I’m really interested in which examples are your favorites!
Welcome back!
Keith, thank you so much for sharing my family’s story. My wife and I hope that by publishing this experience, we can remind everyone that reproductive options are a human right, and cannot be taken for granted.
Paul
p.s. hope you had a good time in the UK
Hope you had a great vacation, and glad to see your posts again.
The story about the guy whose family cut him off because of his sexual orientation is so sad. The lack of self-awareness on the part of his father when he said, “Have you ever considered the pain you have put your mother and I through?,” is pretty staggering.
I’m genuinely curious if the mother, who has worked so hard to remove a handful of books from the library, is aware that the internet is awash in actual pornography.
Sounds like you enjoyed your vacation. I hope you had Llanfairpwllgwyngyllgogerychwyrndrobwllllantysiliogogogoch on your itinerary, or spent enough time in Wales that you can flawlessly pronounce it on an upcoming podcast episode.
Welcome back, Keith.
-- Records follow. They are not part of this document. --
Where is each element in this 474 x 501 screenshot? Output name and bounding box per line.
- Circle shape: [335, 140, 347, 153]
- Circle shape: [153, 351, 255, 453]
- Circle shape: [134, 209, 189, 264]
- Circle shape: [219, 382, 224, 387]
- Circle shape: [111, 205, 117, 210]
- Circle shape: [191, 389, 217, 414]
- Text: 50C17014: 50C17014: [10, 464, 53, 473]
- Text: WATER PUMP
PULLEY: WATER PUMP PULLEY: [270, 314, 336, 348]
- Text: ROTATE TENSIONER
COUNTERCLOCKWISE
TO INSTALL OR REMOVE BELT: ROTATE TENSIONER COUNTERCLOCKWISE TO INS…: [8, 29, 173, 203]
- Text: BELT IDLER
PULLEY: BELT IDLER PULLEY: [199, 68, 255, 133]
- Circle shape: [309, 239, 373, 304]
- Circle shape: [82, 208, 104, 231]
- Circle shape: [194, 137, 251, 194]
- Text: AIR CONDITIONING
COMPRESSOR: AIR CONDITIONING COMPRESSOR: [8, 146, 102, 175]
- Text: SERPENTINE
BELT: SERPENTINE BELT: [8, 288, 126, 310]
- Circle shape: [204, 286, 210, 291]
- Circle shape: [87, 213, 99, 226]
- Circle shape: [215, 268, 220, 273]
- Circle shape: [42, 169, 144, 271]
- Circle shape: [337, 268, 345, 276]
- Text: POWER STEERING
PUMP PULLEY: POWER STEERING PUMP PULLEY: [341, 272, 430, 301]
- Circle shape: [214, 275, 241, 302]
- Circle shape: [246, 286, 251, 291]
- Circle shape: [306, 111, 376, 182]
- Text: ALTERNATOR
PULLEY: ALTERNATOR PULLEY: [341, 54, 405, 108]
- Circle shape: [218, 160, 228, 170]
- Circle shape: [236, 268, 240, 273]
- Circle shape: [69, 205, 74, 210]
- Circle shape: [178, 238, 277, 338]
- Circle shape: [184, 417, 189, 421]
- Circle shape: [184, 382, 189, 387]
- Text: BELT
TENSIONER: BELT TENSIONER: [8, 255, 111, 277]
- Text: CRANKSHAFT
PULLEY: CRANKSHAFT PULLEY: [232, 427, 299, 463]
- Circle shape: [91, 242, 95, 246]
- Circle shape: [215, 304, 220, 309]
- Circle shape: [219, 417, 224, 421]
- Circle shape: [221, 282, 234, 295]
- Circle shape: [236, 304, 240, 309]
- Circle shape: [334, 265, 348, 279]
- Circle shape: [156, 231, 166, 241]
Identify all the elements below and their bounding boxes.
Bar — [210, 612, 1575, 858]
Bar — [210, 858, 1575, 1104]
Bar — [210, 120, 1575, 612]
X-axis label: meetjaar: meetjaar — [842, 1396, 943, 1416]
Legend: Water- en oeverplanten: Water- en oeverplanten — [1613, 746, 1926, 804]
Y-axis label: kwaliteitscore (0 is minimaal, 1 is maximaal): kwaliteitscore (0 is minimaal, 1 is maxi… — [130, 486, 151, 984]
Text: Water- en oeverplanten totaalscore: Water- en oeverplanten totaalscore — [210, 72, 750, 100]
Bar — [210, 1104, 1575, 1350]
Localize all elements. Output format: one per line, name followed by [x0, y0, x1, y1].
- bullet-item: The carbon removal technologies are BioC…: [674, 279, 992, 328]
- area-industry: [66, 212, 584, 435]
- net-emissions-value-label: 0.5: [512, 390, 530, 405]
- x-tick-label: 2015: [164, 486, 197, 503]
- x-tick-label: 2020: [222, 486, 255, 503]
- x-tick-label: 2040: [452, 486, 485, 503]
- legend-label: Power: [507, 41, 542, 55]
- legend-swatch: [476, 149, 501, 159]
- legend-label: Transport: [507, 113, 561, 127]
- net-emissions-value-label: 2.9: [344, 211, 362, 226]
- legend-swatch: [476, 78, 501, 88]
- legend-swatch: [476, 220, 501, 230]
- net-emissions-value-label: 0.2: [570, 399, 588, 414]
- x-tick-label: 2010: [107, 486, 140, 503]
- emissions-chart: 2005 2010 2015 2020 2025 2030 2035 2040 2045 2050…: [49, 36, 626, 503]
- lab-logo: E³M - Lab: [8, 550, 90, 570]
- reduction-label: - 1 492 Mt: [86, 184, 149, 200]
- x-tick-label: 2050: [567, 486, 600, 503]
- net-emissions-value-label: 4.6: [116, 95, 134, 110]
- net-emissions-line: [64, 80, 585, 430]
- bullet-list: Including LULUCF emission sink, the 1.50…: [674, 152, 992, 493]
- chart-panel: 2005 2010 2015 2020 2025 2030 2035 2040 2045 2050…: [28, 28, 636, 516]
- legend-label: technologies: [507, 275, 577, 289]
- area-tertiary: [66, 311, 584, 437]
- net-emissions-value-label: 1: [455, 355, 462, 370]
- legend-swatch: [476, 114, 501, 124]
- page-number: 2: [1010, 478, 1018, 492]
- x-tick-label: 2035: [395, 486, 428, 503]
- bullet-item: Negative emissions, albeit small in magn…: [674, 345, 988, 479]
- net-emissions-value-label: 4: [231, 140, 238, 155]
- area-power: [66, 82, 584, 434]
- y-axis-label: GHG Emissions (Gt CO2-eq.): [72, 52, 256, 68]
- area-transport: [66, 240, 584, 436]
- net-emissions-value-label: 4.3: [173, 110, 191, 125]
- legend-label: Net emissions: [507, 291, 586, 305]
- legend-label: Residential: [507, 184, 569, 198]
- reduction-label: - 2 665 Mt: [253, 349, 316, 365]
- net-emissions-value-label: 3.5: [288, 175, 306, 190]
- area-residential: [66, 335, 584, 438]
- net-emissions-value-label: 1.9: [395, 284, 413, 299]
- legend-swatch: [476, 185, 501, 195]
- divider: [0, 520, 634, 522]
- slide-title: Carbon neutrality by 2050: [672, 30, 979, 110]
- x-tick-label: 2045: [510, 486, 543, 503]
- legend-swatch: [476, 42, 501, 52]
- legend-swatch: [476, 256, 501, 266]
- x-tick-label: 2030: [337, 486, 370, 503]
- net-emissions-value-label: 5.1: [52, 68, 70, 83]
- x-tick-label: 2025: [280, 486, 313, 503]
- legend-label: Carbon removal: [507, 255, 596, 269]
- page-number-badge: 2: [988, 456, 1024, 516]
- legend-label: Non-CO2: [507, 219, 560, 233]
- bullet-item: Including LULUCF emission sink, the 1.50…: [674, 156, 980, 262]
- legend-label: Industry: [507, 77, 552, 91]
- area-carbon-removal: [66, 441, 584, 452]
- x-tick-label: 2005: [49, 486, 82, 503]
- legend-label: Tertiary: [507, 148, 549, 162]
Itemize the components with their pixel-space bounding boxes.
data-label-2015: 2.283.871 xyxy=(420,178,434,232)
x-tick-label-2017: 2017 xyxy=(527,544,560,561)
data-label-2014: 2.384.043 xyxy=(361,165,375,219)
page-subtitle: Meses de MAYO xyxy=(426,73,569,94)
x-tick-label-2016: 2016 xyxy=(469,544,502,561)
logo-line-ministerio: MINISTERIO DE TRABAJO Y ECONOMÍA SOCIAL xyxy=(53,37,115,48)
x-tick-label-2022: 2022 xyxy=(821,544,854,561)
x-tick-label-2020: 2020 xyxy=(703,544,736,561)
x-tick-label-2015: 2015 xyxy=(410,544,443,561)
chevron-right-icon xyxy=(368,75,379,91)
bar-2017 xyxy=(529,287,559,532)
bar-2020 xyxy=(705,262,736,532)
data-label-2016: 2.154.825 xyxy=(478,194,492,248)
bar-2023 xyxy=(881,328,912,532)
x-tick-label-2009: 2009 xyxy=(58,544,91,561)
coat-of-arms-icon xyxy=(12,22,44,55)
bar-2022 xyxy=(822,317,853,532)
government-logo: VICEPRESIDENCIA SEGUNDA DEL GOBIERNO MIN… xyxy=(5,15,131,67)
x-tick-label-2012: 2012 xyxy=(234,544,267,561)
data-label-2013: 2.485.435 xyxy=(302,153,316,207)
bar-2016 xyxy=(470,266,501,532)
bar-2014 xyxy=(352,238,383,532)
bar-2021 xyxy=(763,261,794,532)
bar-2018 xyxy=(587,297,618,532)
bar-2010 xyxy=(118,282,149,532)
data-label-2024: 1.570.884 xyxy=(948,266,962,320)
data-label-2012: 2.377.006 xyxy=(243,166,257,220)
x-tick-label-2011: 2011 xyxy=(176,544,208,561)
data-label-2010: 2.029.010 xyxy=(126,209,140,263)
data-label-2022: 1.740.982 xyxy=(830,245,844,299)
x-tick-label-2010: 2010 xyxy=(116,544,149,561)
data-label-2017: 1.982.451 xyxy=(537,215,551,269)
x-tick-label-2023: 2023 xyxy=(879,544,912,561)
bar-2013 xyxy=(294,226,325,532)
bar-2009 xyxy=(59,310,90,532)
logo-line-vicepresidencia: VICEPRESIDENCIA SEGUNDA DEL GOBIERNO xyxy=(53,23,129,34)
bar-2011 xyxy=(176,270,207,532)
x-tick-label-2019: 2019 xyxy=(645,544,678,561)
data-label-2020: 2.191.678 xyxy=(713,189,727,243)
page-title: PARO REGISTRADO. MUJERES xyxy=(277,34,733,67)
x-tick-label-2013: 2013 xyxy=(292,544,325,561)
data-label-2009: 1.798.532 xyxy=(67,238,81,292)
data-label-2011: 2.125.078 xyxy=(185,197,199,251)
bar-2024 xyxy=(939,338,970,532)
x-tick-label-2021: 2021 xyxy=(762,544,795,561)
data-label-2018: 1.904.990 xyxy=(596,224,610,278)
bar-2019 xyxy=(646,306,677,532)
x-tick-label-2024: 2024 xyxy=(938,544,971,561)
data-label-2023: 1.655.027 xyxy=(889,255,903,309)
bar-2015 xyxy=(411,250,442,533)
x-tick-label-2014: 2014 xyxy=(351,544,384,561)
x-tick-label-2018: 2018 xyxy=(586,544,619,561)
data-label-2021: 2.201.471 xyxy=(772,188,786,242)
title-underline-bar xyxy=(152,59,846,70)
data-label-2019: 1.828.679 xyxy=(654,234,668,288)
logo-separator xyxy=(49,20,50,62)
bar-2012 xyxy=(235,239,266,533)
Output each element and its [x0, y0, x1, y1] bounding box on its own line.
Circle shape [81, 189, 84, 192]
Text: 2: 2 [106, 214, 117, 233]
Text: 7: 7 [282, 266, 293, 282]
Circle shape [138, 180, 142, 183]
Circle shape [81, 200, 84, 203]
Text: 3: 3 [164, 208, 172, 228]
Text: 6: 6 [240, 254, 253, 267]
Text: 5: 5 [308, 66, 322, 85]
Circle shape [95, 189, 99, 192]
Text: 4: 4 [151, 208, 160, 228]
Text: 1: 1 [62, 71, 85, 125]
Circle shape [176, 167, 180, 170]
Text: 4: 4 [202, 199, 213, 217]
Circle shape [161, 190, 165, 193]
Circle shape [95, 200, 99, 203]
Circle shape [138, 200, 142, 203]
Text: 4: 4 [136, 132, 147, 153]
If your website stats show an IP address in Illinois hitting refresh a handful of times per day since you left, that was me.
I’m willing to bet all the money in my wallet (13 whole dollars as of this writing) that the parents who questioned the gender of a track athlete are also “not everybody gets a trophy” folks without recognizing a hint of the irony.
Thank you for returning and your explanation Keith. Hopefully we will get additional (free) content for subscribers to make up for the lost time.
So weird that you post as Steve and then as John. Maybe because you’re just a troll?